Continued surveillance for foodborne disease outbreaks is important to reveal trends in the foods, regions and pathogens associated. In this field, genotype and subtype information from food contaminant strains is required to trace the transmission source, and to characterize and compare strains. The use of WGS as a tool for subtyping foodborne pathogen isolates has considerable potential for improving the detection of foodborne disease outbreaks, rapidly [125]. Furthermore, as suggested by subtyping data, different strains of foodborne pathogens are differently associated with human disease and such differences can be attributed, among others, to the hardy nature of certain strains enabling them to survive and proliferate in food-related environments, or to their increased virulence towards humans [126],[127],[128]. Hence, strain variability data can also facilitate the assessment of the relationships among various characteristics of foodborne pathogens including their virulence, distribution and epidemiology [129].

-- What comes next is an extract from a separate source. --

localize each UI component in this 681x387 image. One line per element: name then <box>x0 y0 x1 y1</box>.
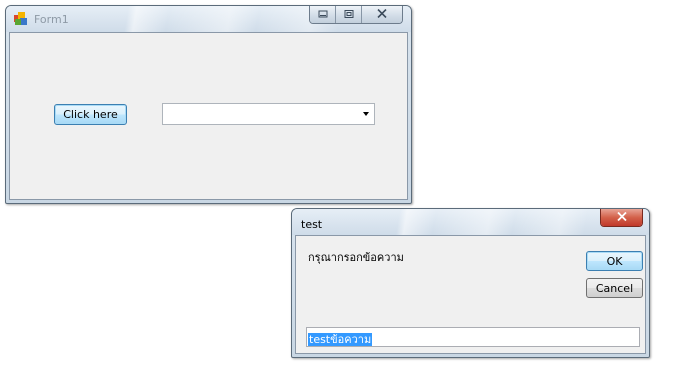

From the studies reviewed, the foods implicated in foodborne outbreaks are: fish and seafood [70],[88],[89],[90],[94],[95],[96],[113], liver pâtè [24][30], chicken products [33],[36], meat and meat products [37],[51],[52],[68],[76], ice cream [71], raw milk [31], rice dishes [15],[16], pasta and pasta salad [18],[19], peanuts [72], flour [61],[62], cold sandwiches [83], fruit juices [35] and fresh produce [49],[50],[53][60],[67],[69],[73],[74],[75],[84],[93],[101],[102],[103],[114]. Fresh produce have attracted great attention during the last 20 years, and it seems that there is some weakness of available international networks, as detection and real-time data show [130].

Risk-based food safety approach is significantly different, compared to the classical hazard-based approach, leading to a major shift in thinking about the ways that science and policy-making in food safety should interplay [131]. In this context, a food safety management system is aiming to estimate the risks to human health from food consumption and to identify, select and implement mitigation strategies in order to control and reduce these risks. According to the Codex Alimentarius, risk analysis is a process consisting of three components: risk assessment, risk management and risk communication [132],[133]. It is now generally recognized that the new approach allows for a sharper diagnosis of food safety problems and the identification of effective mitigation strategies to properly deal with them [132].

Foodborne diseases are a global issue, and a unified and joint approach by all countries and the relevant international organizations is a prerequisite for the identification and control of all emerging foodborne problems that threaten human health and international trade [134]. Most foodborne illnesses are preventable despite being complex in their biology, analysis and epidemiology. Certainly, a combination of knowledge and skills across disciplines is required. Public health agencies, regulatory agencies, the food industry and consumers need to make continuous efforts to prevent contamination of foods on the farm, in processing, in restaurants and homes. With suitable food safety education programs for all involved people, numbers of cases of foodborne illnesses could be minimized.

Footnotes

Conflict of Interest: The author declares no conflict of interests in this paper.